With the exception of a few 21st-century-reunion comeback releases, the Stooges released just three LPs—the first two as the Stooges and one more as Iggy and the Stooges. The band started in 1967 as the Stooges with singer Iggy Pop (born James Newell Osterberg, Jr.), bassist Dave Alexander, guitarist Ron Asheton, and the latter’s brother, drummer Scott Asheton. By the second album, 1970’s Fun House, the group added Steven Mackay on tenor saxophone. Soon after, the band dissolved. Pop started a bromance with David Bowie, who got the singer to sign up with his manager and helped him get a recording contract with Columbia.
In London, Pop began plans to record a new album involving guitarist and writer James Williamson as well as a revolving door of other players. When the musicians did not work out, Pop brought the Asheton brothers to England. Ron reluctantly switched to bass from guitar. The reconfigured group became Iggy and the Stooges and entered the CBS Studio in London to make Raw Power. Among other issues, the friction caused by Williamson taking over the guitar and writing chores from Ron Asheton contributed to the band’s second breakup in 1974.
If the collective’s history seems convoluted, the mixing of Raw Power is even harder to follow. Pop initially mixed the album by throwing the vocals on one track, guitar solos on a second track, and more vocals on a third track. The sound did not please everyone, so Bowie was brought in to remix. The Thin White Duke remixed all but the opening cut, “Search and Destroy,” in a single day. Bowie recalls mostly spending time adjusting vocal levels. His mix served as the official release mix in 1973.
More than a decade later, during the CD era, Columbia demanded the album be remixed for digital. Pop agreed, mostly because Columbia was going to remix it with or without his involvement. The original Pop mix did not see official release until 2010 (on CD), although a pirate disc, titled Rough Power, circulated before that time.
The analog version of Raw Power opens on each side with blistering guitar attacks—“Search and Destroy” on side one and “Raw Power” on side two. The descriptive titles—combined with really (for the time) radical photos of Pop strutting the stage shirtless, showing an emaciated torso and vampire look— function as warning signals for the aural onslaught ahead. The immortal “Search and Destroy” has been covered by countless bands, appears in multiple movies and advertisements, and remains famously tattooed on hardcore icon Henry Rollins’ back. The entire album bleeds intensity and the sonics, especially Williamson’s metallic fuzz guitar, come across with take-notice fierceness and violence.

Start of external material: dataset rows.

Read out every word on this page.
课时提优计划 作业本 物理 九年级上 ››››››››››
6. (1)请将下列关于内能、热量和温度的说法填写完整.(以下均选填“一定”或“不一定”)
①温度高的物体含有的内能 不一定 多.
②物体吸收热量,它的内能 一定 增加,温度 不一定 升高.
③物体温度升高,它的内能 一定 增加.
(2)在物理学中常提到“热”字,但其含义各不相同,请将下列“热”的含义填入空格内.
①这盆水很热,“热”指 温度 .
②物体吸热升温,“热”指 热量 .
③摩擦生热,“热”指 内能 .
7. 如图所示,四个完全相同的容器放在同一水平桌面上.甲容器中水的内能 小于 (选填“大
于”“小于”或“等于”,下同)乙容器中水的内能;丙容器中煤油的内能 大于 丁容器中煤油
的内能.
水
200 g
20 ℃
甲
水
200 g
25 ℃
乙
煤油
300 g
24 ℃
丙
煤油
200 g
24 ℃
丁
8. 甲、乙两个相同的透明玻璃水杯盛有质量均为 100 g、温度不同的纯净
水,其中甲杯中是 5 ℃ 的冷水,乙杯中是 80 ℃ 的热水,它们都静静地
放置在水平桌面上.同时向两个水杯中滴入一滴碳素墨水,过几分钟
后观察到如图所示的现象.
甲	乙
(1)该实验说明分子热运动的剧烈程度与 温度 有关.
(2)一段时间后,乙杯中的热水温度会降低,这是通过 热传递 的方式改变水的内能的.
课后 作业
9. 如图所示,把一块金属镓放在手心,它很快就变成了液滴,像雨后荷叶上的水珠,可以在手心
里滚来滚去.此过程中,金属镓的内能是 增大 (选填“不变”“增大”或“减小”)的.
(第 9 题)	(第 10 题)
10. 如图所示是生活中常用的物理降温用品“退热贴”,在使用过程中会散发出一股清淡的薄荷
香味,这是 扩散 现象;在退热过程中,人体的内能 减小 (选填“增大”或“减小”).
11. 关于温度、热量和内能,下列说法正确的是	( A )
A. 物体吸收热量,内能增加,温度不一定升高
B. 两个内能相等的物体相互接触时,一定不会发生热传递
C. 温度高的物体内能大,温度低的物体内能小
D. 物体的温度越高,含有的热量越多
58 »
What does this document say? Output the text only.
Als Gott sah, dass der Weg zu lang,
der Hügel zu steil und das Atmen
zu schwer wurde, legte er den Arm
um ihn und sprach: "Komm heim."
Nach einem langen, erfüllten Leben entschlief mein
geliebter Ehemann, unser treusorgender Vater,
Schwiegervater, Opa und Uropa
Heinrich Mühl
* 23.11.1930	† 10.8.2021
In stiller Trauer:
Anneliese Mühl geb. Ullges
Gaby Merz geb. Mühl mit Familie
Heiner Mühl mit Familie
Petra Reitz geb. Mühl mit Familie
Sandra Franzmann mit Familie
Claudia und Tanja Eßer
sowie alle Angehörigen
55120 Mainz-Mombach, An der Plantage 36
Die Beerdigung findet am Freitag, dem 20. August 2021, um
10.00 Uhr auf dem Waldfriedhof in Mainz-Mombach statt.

Sure, Pop sounds a bit like Jim Morrison, but this is Morrison jacked up on a nastier brand of speed. In retrospect, Iggy and the Stooges sound years ahead of their time.
Raw Power has been reissued on vinyl umpteen times by the likes of Simply Vinyl, Sundazed, Simply Music, Music on Vinyl, and, of course, Columbia. The sound quality of aforementioned versions ranges from pretty good to pretty awful. The good news: Columbia’s 2012 two-LP version stands as the crème de le crème pressing. Carefully mastered by Kevin Gray of Cohearent Audio, it includes the Bowie mix on one LP and the 1993 Pop remix on a second LP. The acid test of whether an engineer properly dialed in the music relates to whether or not it falls apart at loud volumes. Columbia’s reissue passes the test with flying colors, maintaining the textures of guitars and voices even more convincingly than the original.